There is a chance that a Duplicati expert can comment on live log, but SQLite internals may be too difficult.

I’m not familiar with pidstat behavior, but the fact that there’s some system time mixed in might mean I/O. Windows Process Monitor is good at seeing that. On Linux, I suppose strace can, but wow this is too deep.

Maybe we can get a comment from an expert on whether or not you should be able to get a profiling log up.

By the way, both the status bar phases and the log lines can unfairly blame something that names itself, as things that are just an announce of start without any announce of finish can catch activity until the next start.

2024-04-16 17:54:20 -07 - [Information-Duplicati.Library.Main.Operation.Backup.UploadSyntheticFilelist-PreviousBackupFilelistUpload]: Uploading filelist from previous interrupted backup

Having said that, I wonder if the synthetic file list took a really long time, or if was something run afterwards?

2024-04-18 14:14:10 -07 - [Information-Duplicati.Library.Main.Operation.Backup.RecreateMissingIndexFiles-RecreateMissingIndexFile]: Re-creating missing index file for duplicati-bcaed7c15a15b44f6a12b1
5da5225e90b.dblock.zip.aes

I think the above is pretty fast. A dindex compactly lists the contents of a dblock it’s associated with, so the database recreate ideally doesn’t need to download dblocks. If DB is good, it can replace a missing dindex, however sometimes the missing dindex has no recorded paired dblock, so the dindex is basically empty…

Another developer question. I think SQL runs on the main thread (maybe for serialization?), so it might stop other things that also need to do that. I’m really guessing about that, but maybe a developer can add light…

ts678 · April 19, 2024, 12:56pm

The live log seems to not run forever. Have you tried restarting Profiling from scratch, to look for activity?

kenkendk · April 19, 2024, 1:17pm

The internal logging actually supports multiple “sinks” each with different log levels, but you cannot set both on the commandline. Here the rule is “last option wins”.
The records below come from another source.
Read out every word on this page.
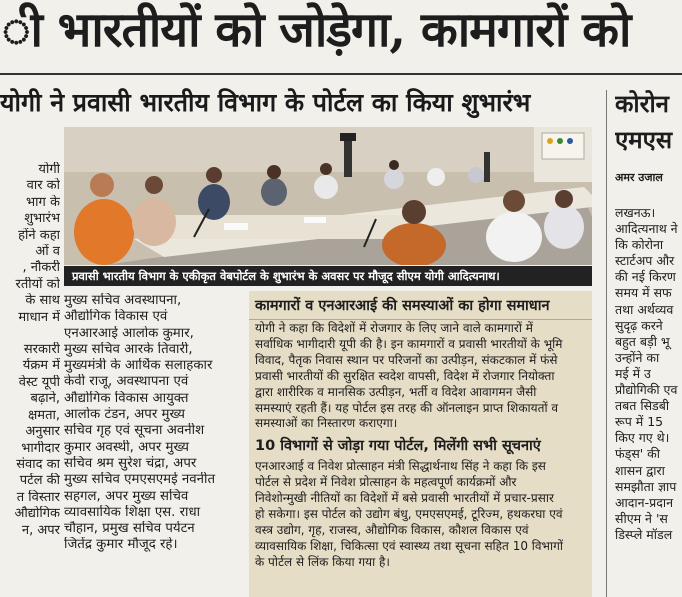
ी भारतीयों को जोड़ेगा, कामगारों को
योगी ने प्रवासी भारतीय विभाग के पोर्टल का किया शुभारंभ	कोरोन
एमएस
अमर उजाल
योगी
वार को
भाग के
शुभारंभ
होंने कहा
ओं व
, नौकरी
रतीयों को
के साथ
माधान में
सरकारी
र्यक्रम में
वेस्ट यूपी
बढ़ाने,
क्षमता,
अनुसार
भागीदार
संवाद का
पर्टल की
त विस्तार
औद्योगिक
न, अपर
प्रवासी भारतीय विभाग के एकीकृत वेबपोर्टल के शुभारंभ के अवसर पर मौजूद सीएम योगी आदित्यनाथ।
मुख्य सचिव अवस्थापना,
औद्योगिक विकास एवं
एनआरआई आलोक कुमार,
मुख्य सचिव आरके तिवारी,
मुख्यमंत्री के आर्थिक सलाहकार
केवी राजू, अवस्थापना एवं
औद्योगिक विकास आयुक्त
आलोक टंडन, अपर मुख्य
सचिव गृह एवं सूचना अवनीश
कुमार अवस्थी, अपर मुख्य
सचिव श्रम सुरेश चंद्रा, अपर
मुख्य सचिव एमएसएमई नवनीत
सहगल, अपर मुख्य सचिव
व्यावसायिक शिक्षा एस. राधा
चौहान, प्रमुख सचिव पर्यटन
जितेंद्र कुमार मौजूद रहे।
कामगारों व एनआरआई की समस्याओं का होगा समाधान
योगी ने कहा कि विदेशों में रोजगार के लिए जाने वाले कामगारों में
सर्वाधिक भागीदारी यूपी की है। इन कामगारों व प्रवासी भारतीयों के भूमि
विवाद, पैतृक निवास स्थान पर परिजनों का उत्पीड़न, संकटकाल में फंसे
प्रवासी भारतीयों की सुरक्षित स्वदेश वापसी, विदेश में रोजगार नियोक्ता
द्वारा शारीरिक व मानसिक उत्पीड़न, भर्ती व विदेश आवागमन जैसी
समस्याएं रहती हैं। यह पोर्टल इस तरह की ऑनलाइन प्राप्त शिकायतों व
समस्याओं का निस्तारण कराएगा।
10 विभागों से जोड़ा गया पोर्टल, मिलेंगी सभी सूचनाएं
एनआरआई व निवेश प्रोत्साहन मंत्री सिद्धार्थनाथ सिंह ने कहा कि इस
पोर्टल से प्रदेश में निवेश प्रोत्साहन के महत्वपूर्ण कार्यक्रमों और
निवेशोन्मुखी नीतियों का विदेशों में बसे प्रवासी भारतीयों में प्रचार-प्रसार
हो सकेगा। इस पोर्टल को उद्योग बंधु, एमएसएमई, टूरिज्म, हथकरघा एवं
वस्त्र उद्योग, गृह, राजस्व, औद्योगिक विकास, कौशल विकास एवं
व्यावसायिक शिक्षा, चिकित्सा एवं स्वास्थ्य तथा सूचना सहित 10 विभागों
के पोर्टल से लिंक किया गया है।
लखनऊ।
आदित्यनाथ ने
कि कोरोना
स्टार्टअप और
की नई किरण
समय में सफ
तथा अर्थव्यव
सुदृढ़ करने
बहुत बड़ी भू
उन्होंने का
मई में उ
प्रौद्योगिकी एव
तबत सिडबी
रूप में 15
किए गए थे।
फंड्स' की
शासन द्वारा
समझौता ज्ञाप
आदान-प्रदान
सीएम ने 'स
डिस्प्ले मॉडल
I doubt it. The logging thread is separate from the SQLite thread so I cannot see any reason they should block each other. Most likely, after the query completed, the listing of files was processed, and that is more-or-less one log message pr. file as you see.
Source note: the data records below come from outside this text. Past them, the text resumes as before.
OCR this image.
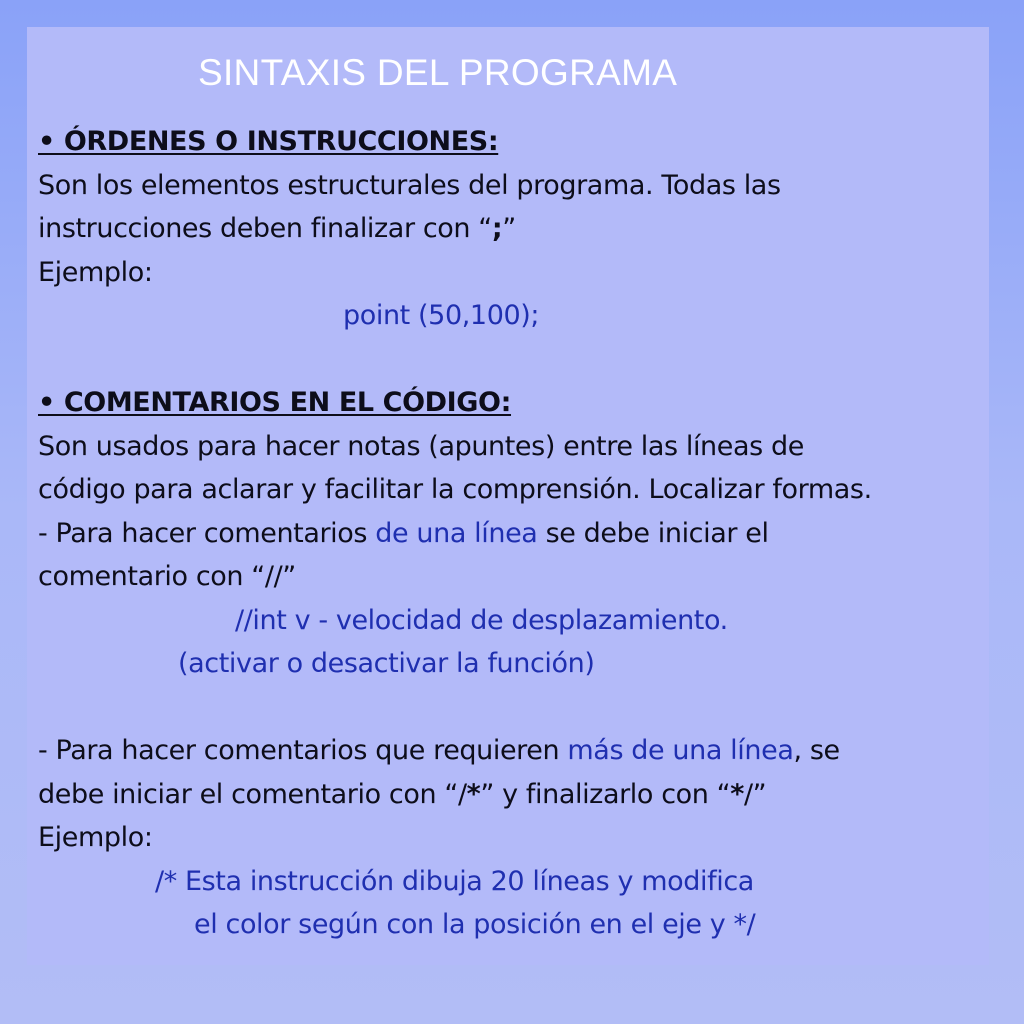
SINTAXIS DEL PROGRAMA
• ÓRDENES O INSTRUCCIONES:
Son los elementos estructurales del programa. Todas las
instrucciones deben finalizar con “;”
Ejemplo:
point (50,100);
• COMENTARIOS EN EL CÓDIGO:
Son usados para hacer notas (apuntes) entre las líneas de
código para aclarar y facilitar la comprensión. Localizar formas.
- Para hacer comentarios de una línea se debe iniciar el
comentario con “//”
//int v - velocidad de desplazamiento.
(activar o desactivar la función)
- Para hacer comentarios que requieren más de una línea, se
debe iniciar el comentario con “/*” y finalizarlo con “*/”
Ejemplo:
/* Esta instrucción dibuja 20 líneas y modifica
el color según con la posición en el eje y */
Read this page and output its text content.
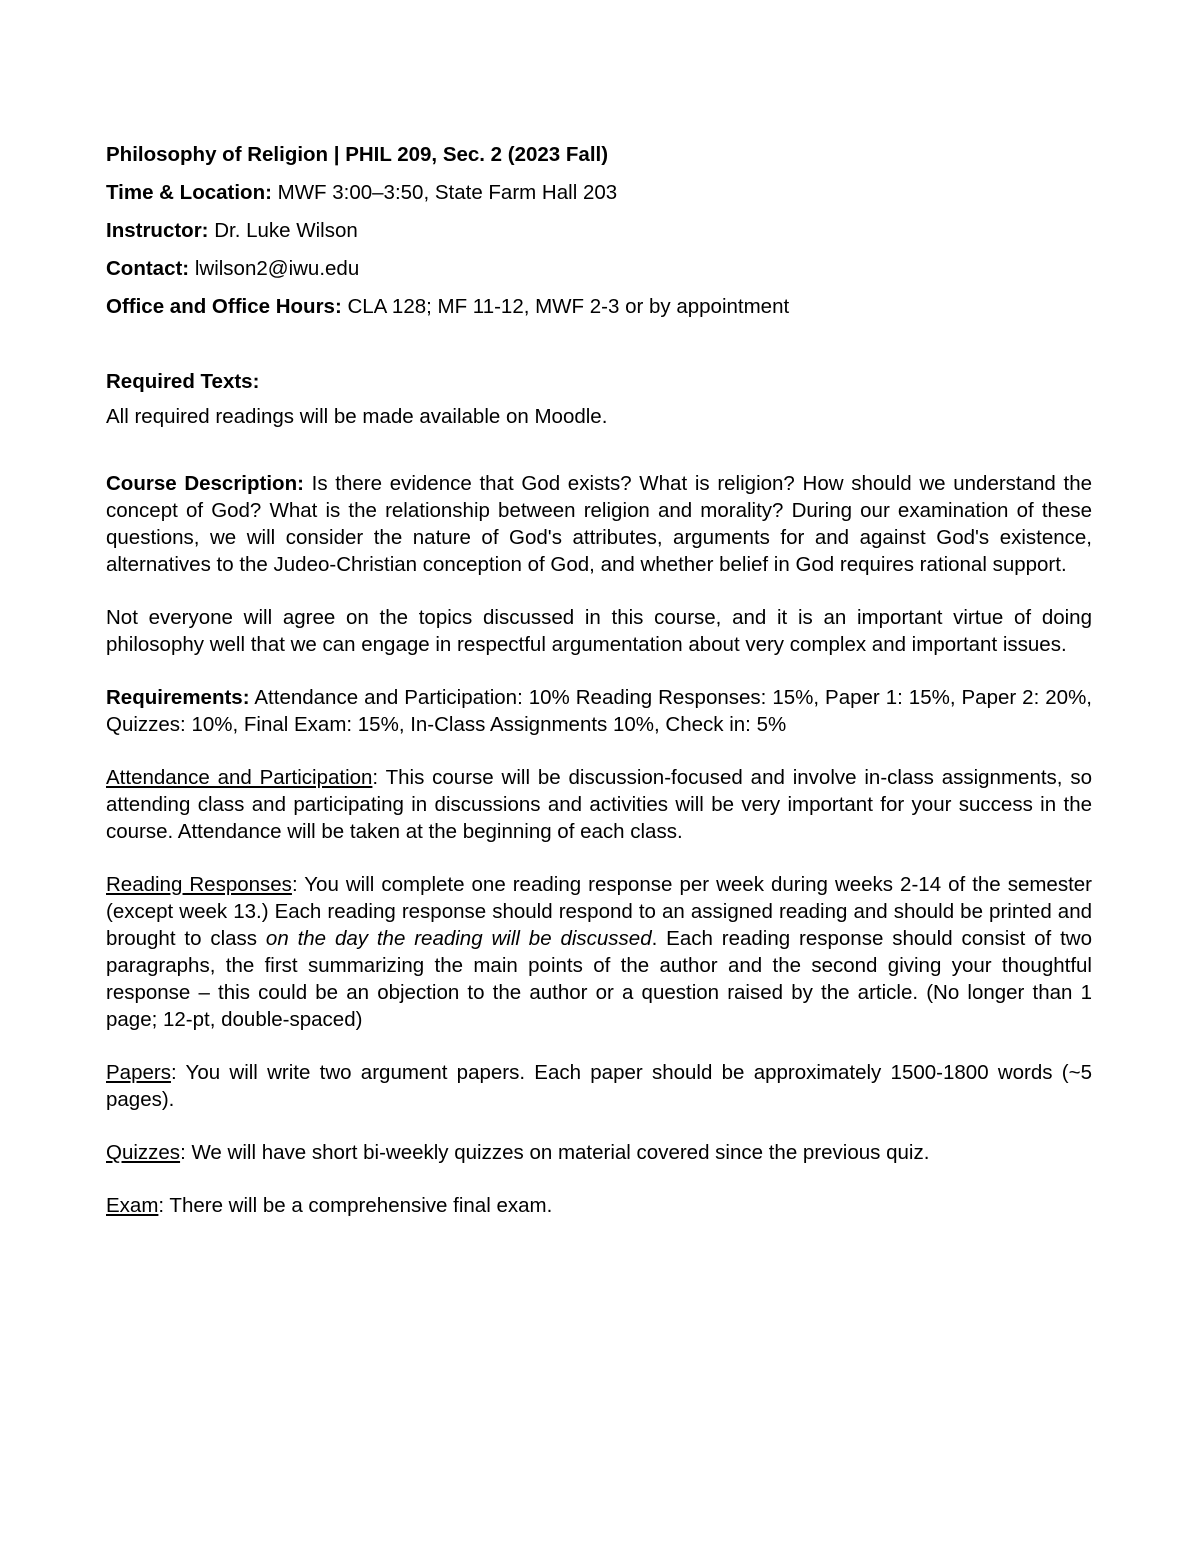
Philosophy of Religion | PHIL 209, Sec. 2 (2023 Fall)
Time & Location: MWF 3:00–3:50, State Farm Hall 203
Instructor: Dr. Luke Wilson
Contact: lwilson2@iwu.edu
Office and Office Hours: CLA 128; MF 11-12, MWF 2-3 or by appointment
Required Texts:
All required readings will be made available on Moodle.

Course Description: Is there evidence that God exists? What is religion? How should we understand the concept of God? What is the relationship between religion and morality? During our examination of these questions, we will consider the nature of God's attributes, arguments for and against God's existence, alternatives to the Judeo-Christian conception of God, and whether belief in God requires rational support.

Not everyone will agree on the topics discussed in this course, and it is an important virtue of doing philosophy well that we can engage in respectful argumentation about very complex and important issues.

Requirements: Attendance and Participation: 10% Reading Responses: 15%, Paper 1: 15%, Paper 2: 20%, Quizzes: 10%, Final Exam: 15%, In-Class Assignments 10%, Check in: 5%

Attendance and Participation: This course will be discussion-focused and involve in-class assignments, so attending class and participating in discussions and activities will be very important for your success in the course. Attendance will be taken at the beginning of each class.

Reading Responses: You will complete one reading response per week during weeks 2-14 of the semester (except week 13.) Each reading response should respond to an assigned reading and should be printed and brought to class on the day the reading will be discussed. Each reading response should consist of two paragraphs, the first summarizing the main points of the author and the second giving your thoughtful response – this could be an objection to the author or a question raised by the article. (No longer than 1 page; 12-pt, double-spaced)

Papers: You will write two argument papers. Each paper should be approximately 1500-1800 words (~5 pages).

Quizzes: We will have short bi-weekly quizzes on material covered since the previous quiz.

Exam: There will be a comprehensive final exam.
I would use the “Export as commandline” feature, then copy that command and add:

--log-file=<path> --log-file-log-level=Profiling

You can then run this from the commandline, which allows you to kill it in the start.
You should quickly be able to scan the log file to see if you get any profiling messages at all.

If you add --profile-all-database-queries=true then you should see a lot of profiling messages.
Those that are excluded are not expected to have any performance impact, so I would not think this was needed.

There are no internal SQLite logs possible. The way I would usually go about it, is first identify the problematic query (using the --log-file-log-level=Profiling option). Once I know what query is the problem, then load it into another tool, like SQLiteBrowser, and analyze the query.

That requires that one thread (that is not in SQLite) inspects the stack of another thread (that is in SQLite) and figures out that it has not just been repeating a query.

Alternative the code can be updated, so the caller updates some shared state with a timestamp and the query it is running, so a reporting thread can look at that state and report if it is still in the same (long-running) query.

There is no support for this in the current code, but it would be nice to add, even if it only highlights the problem.

ts678 · April 19, 2024, 1:33pm

I don’t follow. When Duplicati starts a query, start a timer. If timer ends before query ends, act on that. Possibly SQLite can repeat a query internally, but watching timing at Duplicati level still seems useful.

Regardless, just tossing out some possible ideas on how way to find these things for support or fixes.